# Shell Deformities



## Zamric (Apr 17, 2012)

I was looking at some pics I recently took of Eros and Gaia and since the pics are High resolution I was looking at details of thier shell. That was when I noticed the creases along Eros's skirt scutes... is this natural?


----------



## wellington (Apr 17, 2012)

All I can tell you is that I personally have never seen it in a leopard. I have seen it a lot in Sulcata's. I would say not normal, but I don't think it will cause any harm, except a cute little cosmetic curl . Let's see what other more experienced has to say


----------



## SulcataSquirt (Apr 17, 2012)

I think that is just from being folded up in the egg, they may straighten out with the humidity you are giving him. Not quite sure, but i would say its nothing at all to worry about.  deff a cute lil guy!


----------



## Zamric (Apr 18, 2012)

He has this crease on both sides in the same place. I was thinking "Egg Wrinkle" but wasnt sure. He was hatched on New Years Eve so is still quite young.


----------



## exoticsdr (Apr 18, 2012)

I just checked the three siblings that I have left and none of them have the wrinkle. Two are very straight and one has a slight flare.
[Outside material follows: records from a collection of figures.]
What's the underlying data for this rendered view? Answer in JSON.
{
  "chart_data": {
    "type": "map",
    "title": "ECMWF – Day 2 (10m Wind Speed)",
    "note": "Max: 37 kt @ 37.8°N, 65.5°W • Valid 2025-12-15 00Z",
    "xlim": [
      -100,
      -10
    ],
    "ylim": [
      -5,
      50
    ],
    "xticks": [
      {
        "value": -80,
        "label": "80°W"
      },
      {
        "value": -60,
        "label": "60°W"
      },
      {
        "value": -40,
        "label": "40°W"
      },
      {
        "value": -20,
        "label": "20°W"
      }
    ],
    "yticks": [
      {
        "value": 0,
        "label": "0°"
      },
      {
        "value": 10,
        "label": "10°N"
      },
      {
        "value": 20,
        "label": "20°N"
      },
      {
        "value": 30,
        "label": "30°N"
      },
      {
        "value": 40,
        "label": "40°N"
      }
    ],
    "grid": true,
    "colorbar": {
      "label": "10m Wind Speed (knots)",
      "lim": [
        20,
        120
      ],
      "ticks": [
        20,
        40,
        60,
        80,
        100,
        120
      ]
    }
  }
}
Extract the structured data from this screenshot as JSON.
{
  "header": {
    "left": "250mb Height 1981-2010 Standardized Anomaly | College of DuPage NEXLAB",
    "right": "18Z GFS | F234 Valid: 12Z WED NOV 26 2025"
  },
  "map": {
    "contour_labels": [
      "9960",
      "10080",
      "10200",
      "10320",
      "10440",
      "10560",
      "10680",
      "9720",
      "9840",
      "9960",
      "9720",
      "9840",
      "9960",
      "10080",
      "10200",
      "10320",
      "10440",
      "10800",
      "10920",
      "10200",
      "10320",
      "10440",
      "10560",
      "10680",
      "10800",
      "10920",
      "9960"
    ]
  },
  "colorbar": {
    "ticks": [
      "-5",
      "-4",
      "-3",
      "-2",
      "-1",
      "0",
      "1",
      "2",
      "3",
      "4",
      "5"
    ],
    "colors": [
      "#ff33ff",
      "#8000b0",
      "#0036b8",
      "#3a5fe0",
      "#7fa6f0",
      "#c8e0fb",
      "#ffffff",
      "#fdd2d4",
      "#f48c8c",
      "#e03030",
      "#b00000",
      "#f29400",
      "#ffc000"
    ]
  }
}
Several of the hatchlings took more time than the others to emerge from the egg after pipping, in fact a couple were quite content to sit and watch the world go by once they had pipped and exposed their heads and probably spent 24 hours more than their siblings in the shell. Doc 



Zamric said:


> He has this crease on both sides in the same place. I was thinking "Egg Wrinkle" but wasnt sure. He was hatched on New Years Eve so is still quite young.


----------



## Zamric (Apr 18, 2012)

it's not that visable just looking at him, I didn't even notice it till I blew the pic up to many times magnification and I'm not that concerned about it...call it curiosity


----------



## Tom (Apr 18, 2012)

Just for my own curiosity, how wet and humid were the hatchlings kept right after hatching, and how often were they soaked?

I have seen hatchlings come out with that sort of fold, but I'm curious why it did not straighten out.


----------



## Kvoigt (Apr 18, 2012)

i just checked the lil guy i got from exoticsdr he was hatched christmas and he still has the same wrinkle on both sides  i will try and get pics of him up to


----------



## jesst (Apr 18, 2012)

I checked zenna your guys sister and she has a slight crease in her center scute that is getting better as she gets bigger.


----------



## ALDABRAMAN (Apr 19, 2012)

Tom said:


> Just for my own curiosity, how wet and humid were the hatchlings kept right after hatching, and how often were they soaked?
> 
> I have seen hatchlings come out with that sort of fold, but I'm curious why it did not straighten out.



 Same here, good Q!


----------